I really dislike posting about a paper that I don’t fully understand, but I guess I’ll have to, as this one seems pretty important. The best I can do is summarize it briefly and give a link so that those of you above my pay grade can look at the messy details. The paper, with only two authors, Le Chang and Doris Tsao of Caltech, was published in Cell (reference and free link at bottom), and involved functional magnetic resonance imaging (fMRI) and electrodes that probed individual neurons in the brains of two rhesus macaques (Macaca mulatta). (It’s amazing how far technology has advanced!)
The monkeys were presented with images originally derived from 200 human faces, with data taken on a set of 50 landmarks involving both shape and features like eye color and skin tone. Chang and Tsao then constructed composite faces based on various combinations of these landmarks. After identifying a small patch of the macaque brain as being involved in face recognition, they then probed the firing of individual neurons in this region when macaques saw the faces. Using various statistical analyses incorporating the correlation of each neuron’s firing with the measurements used to construct the facial images, they then figured out an algorithm that best translated the firing patterns into the multidimensionally constructed face.
Once they did that, they could “reverse engineer” the firing patterns alone into facial images; that is, they could test their algorithm by using measurements of firing alone and their model to predict the appearance of new faces seen by the macaques. The remarkable thing is that they could do this with amazing accuracy monitoring only 205 neurons!
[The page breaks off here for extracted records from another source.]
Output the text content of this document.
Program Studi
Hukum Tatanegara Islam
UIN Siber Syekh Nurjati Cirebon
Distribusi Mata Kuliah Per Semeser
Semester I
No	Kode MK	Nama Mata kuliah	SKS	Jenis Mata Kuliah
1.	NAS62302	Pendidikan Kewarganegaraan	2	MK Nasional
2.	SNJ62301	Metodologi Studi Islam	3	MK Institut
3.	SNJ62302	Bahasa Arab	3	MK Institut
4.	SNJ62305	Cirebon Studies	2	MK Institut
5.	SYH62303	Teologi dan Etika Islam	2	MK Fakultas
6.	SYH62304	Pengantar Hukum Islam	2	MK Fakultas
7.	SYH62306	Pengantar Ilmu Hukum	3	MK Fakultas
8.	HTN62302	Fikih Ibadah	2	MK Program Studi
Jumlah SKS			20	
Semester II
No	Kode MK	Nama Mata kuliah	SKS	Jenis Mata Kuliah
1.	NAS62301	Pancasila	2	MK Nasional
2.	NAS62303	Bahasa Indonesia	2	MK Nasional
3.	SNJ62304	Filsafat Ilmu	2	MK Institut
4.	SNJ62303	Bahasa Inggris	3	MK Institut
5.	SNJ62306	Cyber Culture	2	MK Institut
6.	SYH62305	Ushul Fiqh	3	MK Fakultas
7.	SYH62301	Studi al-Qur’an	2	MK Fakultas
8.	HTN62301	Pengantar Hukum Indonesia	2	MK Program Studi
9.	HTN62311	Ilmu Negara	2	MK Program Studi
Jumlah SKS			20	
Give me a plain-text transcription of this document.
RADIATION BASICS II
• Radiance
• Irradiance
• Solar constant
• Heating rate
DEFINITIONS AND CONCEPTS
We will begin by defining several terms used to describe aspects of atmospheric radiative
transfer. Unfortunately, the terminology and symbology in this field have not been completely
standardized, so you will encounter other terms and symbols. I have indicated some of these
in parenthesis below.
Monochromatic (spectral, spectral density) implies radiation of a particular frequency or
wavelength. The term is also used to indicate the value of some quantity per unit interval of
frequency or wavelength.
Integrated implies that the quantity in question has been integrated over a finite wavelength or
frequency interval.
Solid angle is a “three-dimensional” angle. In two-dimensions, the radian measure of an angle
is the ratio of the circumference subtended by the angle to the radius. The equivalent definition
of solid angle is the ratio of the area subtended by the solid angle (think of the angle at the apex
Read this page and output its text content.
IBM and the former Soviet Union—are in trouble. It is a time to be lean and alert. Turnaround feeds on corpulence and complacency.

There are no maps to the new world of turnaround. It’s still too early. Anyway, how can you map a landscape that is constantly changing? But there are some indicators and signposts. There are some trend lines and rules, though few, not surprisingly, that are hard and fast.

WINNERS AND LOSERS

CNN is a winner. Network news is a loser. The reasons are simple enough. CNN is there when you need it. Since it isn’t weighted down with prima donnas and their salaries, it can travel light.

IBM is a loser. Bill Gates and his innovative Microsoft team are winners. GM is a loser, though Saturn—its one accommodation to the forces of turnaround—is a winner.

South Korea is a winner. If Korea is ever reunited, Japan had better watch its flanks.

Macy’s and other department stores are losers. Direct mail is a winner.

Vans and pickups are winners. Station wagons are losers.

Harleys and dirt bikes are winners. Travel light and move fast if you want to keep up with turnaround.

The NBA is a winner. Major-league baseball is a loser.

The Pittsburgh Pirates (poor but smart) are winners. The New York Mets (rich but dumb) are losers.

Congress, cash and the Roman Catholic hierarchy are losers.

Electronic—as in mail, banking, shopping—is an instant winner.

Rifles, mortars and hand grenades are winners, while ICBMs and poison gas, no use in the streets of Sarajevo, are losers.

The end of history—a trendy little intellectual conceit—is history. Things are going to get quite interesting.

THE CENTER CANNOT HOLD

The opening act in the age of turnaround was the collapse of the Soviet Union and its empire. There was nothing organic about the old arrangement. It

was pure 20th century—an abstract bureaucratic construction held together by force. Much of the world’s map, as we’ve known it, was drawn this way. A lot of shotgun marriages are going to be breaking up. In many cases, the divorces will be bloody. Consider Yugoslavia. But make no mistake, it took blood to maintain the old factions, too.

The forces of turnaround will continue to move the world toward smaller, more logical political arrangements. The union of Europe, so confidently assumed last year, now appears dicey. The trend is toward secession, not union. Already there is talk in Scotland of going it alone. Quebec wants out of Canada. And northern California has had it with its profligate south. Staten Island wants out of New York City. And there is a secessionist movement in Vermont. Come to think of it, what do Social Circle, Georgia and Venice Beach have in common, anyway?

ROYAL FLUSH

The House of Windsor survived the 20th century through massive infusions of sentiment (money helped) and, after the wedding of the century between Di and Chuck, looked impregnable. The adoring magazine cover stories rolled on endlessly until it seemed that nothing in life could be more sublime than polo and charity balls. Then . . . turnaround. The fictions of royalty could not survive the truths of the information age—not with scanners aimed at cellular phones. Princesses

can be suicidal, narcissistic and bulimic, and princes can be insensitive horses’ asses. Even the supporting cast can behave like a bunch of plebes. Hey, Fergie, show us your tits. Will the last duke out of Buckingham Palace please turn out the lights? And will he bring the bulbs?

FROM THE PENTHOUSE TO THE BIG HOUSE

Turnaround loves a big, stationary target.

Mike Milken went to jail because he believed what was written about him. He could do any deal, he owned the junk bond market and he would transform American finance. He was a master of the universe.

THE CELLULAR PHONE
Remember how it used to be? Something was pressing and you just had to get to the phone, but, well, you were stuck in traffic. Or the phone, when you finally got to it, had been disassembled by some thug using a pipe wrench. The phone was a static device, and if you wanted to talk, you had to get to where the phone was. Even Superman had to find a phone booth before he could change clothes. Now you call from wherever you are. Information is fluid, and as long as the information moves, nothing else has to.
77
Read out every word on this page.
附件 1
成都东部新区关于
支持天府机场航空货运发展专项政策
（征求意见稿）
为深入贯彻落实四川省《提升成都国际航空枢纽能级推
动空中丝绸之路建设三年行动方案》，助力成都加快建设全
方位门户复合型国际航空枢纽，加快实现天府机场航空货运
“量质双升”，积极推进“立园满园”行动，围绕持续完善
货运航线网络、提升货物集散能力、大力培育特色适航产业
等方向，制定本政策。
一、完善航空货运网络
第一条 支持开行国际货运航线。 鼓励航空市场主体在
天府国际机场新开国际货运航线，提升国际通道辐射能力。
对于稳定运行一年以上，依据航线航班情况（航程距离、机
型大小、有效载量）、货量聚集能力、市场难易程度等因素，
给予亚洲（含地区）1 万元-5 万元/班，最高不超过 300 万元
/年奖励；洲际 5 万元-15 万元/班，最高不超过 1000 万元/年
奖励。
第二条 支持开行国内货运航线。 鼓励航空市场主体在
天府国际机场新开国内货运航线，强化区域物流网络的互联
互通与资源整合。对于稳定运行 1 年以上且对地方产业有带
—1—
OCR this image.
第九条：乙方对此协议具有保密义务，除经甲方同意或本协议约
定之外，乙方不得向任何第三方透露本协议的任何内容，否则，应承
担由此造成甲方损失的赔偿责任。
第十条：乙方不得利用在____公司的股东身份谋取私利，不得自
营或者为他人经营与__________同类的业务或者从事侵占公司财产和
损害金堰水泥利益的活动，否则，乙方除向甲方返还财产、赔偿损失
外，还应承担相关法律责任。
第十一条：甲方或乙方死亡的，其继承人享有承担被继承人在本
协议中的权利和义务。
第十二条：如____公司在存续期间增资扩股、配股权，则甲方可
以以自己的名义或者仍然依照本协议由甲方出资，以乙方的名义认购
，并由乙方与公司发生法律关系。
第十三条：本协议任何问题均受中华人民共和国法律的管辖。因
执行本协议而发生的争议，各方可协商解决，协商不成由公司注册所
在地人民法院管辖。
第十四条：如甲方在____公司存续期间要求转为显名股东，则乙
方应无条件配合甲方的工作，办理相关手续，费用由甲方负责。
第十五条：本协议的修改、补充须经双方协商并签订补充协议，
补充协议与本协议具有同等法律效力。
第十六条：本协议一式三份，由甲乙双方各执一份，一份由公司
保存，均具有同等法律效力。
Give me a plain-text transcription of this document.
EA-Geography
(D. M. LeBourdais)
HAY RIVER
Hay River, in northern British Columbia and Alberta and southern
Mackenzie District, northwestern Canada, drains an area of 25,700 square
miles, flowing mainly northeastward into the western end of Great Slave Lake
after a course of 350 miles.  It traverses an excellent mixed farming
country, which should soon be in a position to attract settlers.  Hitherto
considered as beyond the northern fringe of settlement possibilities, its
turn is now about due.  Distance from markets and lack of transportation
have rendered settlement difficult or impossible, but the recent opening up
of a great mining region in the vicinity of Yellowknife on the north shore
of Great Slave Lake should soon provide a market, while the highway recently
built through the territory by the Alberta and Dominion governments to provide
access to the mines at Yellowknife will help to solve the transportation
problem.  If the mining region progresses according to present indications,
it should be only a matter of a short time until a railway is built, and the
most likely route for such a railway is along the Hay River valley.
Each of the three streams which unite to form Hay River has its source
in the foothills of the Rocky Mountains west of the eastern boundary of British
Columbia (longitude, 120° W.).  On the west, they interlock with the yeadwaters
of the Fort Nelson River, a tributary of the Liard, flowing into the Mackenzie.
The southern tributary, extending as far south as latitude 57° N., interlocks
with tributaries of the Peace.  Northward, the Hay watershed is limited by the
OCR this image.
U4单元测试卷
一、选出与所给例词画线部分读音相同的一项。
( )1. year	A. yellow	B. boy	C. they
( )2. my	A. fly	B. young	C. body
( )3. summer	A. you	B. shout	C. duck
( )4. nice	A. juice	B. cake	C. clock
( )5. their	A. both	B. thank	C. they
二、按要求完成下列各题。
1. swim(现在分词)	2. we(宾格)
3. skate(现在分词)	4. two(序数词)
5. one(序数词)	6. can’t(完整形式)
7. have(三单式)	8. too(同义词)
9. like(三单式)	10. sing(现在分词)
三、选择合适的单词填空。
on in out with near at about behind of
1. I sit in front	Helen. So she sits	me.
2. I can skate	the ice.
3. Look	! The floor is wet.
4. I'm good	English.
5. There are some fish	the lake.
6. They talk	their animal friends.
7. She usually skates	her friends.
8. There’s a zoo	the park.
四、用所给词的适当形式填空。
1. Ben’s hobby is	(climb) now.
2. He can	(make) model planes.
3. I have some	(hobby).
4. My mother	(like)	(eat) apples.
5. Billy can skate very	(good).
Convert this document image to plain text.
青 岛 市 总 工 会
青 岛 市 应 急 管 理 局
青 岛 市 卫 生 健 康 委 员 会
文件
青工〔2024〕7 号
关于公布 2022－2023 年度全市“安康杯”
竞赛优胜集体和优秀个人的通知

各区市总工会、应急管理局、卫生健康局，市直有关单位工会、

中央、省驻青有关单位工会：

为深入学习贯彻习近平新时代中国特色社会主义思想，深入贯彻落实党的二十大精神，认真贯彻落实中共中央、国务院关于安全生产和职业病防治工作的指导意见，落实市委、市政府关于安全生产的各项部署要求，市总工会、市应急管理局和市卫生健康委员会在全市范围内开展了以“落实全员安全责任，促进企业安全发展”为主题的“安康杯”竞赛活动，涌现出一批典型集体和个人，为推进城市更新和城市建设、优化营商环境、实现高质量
Below are a set of reverse-engineered faces (“predicted face”) derived from neuronal firing alone and then compared to the actual image the macaques saw. You can see the remarkable fidelity. What this means is that, as far as we know, the investigators cracked the code of how a facial image is translated into patterns of neuronal firing in the brain.
What does this mean? Well, it means we’re a lot closer to understanding how the brain translates images into neuronal firing, though of course it tells us little about how that firing is reprocessed by the brain itself into an image, for that’s a matter of “qualia”, or consciousness. But it does unravel the complicated nexus by which a whole group of cells work together to create facial images, which of course are crucial for primates recognizing individuals.
One site reporting on this, ZME Science, notes two practical implications:
The researchers can translate from neuron activity in a brain to a human face; from brain activity to visual information. In addition to cracking the code of a brain in a living animal, this study also discovered how brains recognize faces. Before, it was believed that each face cell codes one specific face. However, now we know that each cell represents one piece of visual information that combines with all of the others to form a face. Perhaps human brains also have their own code that works in a similar way. In addition to crime applications, the research could help machine learning for recognizing faces, such as photo recognition on Facebook.
I’m not quite sure what the “crime applications” are unless they ask a victim to envision a perpetrator and use the neuronal firing (instead of a police artist) to get an image of that perp. But that seems impractical. The measurements of neuronal firing might be translatable into computer code, though this too is above my pay grade. Right now I’m just amazed that this was done, and how accurately the investigators could reverse engineer firing into images using so few neurons. I’ll let others speculate about the practical applications.
Chang, L. and D. Y. Tsao. The Code for Facial Identity in the Primate Brain. Cell 169:1013-1028.e1014.